Punters make Labour favourite for next time as well
Nine years today ago these were the images that were being beamed to the world after Labour’s extraordinary General Election landslide. Even though the tone of headlines might be a bit different on the morning of May 2nd 2006 it is a good moment to pose the question – could Labour do it again?
And if the party did win the next election, of course, that could mean a further nine years of Labour government.
For in spite of all the trials and tribulations and the prospect of a real drubbing in the local elections on Thursday the betting markets, at least, think that Labour will still come out as top party next time.
The stark electoral fact is that although recent surveys have put the Tories back in front again the party needs a vote margin substantially bigger than the latest maximum of 3% even to come out as top party in terms of seats.
For we have yet to reach the stage where the public mood switches to “it’s time for change”. I think the last week might have brought us a little bit closer as Labour’s reputation as a “good manager” starts to tumble but there’s no overwhelming desire for the Tories.

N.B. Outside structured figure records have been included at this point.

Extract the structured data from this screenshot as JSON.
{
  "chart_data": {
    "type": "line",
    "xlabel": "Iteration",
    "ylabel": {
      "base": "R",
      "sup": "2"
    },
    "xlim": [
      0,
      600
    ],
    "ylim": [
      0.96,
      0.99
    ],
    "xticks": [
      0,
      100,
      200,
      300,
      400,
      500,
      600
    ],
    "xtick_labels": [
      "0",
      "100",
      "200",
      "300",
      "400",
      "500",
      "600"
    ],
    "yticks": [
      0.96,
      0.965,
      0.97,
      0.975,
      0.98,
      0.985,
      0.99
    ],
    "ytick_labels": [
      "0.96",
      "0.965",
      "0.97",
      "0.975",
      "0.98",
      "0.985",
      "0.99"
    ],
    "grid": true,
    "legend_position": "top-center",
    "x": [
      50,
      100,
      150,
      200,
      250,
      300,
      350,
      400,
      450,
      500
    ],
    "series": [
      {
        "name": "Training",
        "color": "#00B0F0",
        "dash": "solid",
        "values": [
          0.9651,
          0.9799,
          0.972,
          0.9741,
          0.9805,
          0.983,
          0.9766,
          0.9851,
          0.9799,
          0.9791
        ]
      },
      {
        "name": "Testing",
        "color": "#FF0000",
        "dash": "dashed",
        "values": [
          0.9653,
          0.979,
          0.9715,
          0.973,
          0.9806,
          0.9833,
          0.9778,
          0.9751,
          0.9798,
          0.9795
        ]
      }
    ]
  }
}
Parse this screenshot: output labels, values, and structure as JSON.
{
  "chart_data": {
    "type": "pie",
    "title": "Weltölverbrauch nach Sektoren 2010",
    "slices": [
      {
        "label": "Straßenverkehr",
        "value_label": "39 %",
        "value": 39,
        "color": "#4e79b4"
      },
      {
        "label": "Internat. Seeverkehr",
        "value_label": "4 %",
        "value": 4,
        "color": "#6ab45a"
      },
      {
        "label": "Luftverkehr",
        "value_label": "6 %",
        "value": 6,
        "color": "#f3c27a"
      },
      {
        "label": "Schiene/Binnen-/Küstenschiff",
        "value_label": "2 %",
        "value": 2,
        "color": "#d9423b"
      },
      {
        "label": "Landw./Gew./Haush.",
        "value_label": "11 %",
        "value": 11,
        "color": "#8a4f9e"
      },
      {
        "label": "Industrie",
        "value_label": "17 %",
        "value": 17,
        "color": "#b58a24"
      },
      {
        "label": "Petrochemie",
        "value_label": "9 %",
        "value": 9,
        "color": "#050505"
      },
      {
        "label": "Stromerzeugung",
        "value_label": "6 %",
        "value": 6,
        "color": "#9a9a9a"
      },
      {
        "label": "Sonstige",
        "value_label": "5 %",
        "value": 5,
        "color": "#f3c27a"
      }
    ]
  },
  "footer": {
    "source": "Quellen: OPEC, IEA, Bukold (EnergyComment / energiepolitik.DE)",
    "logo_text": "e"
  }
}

The conventional wisdom is that it was the forced departure of the UK pound from the ERM in September 1992 that was the breaking point for the Tory government. Looking back that might have been the case but it took another five months before Labour began securing significant poll leads. In fact the Tories were ahead with ICM in January 1993.
Maybe the cumulative effect of the events of Spring 2006 could start to be seen in the summer. Possibly? Possibly not?
What Cameron and Campbell have got to do is to make their parties as attractive propositions as possible so they are in a good position to move forward if and when the public mood changes. The old adage that governments lose elections rather than oppositions win them very much applies.
In terms of general election betting I’m waiting until I see a discernible trend.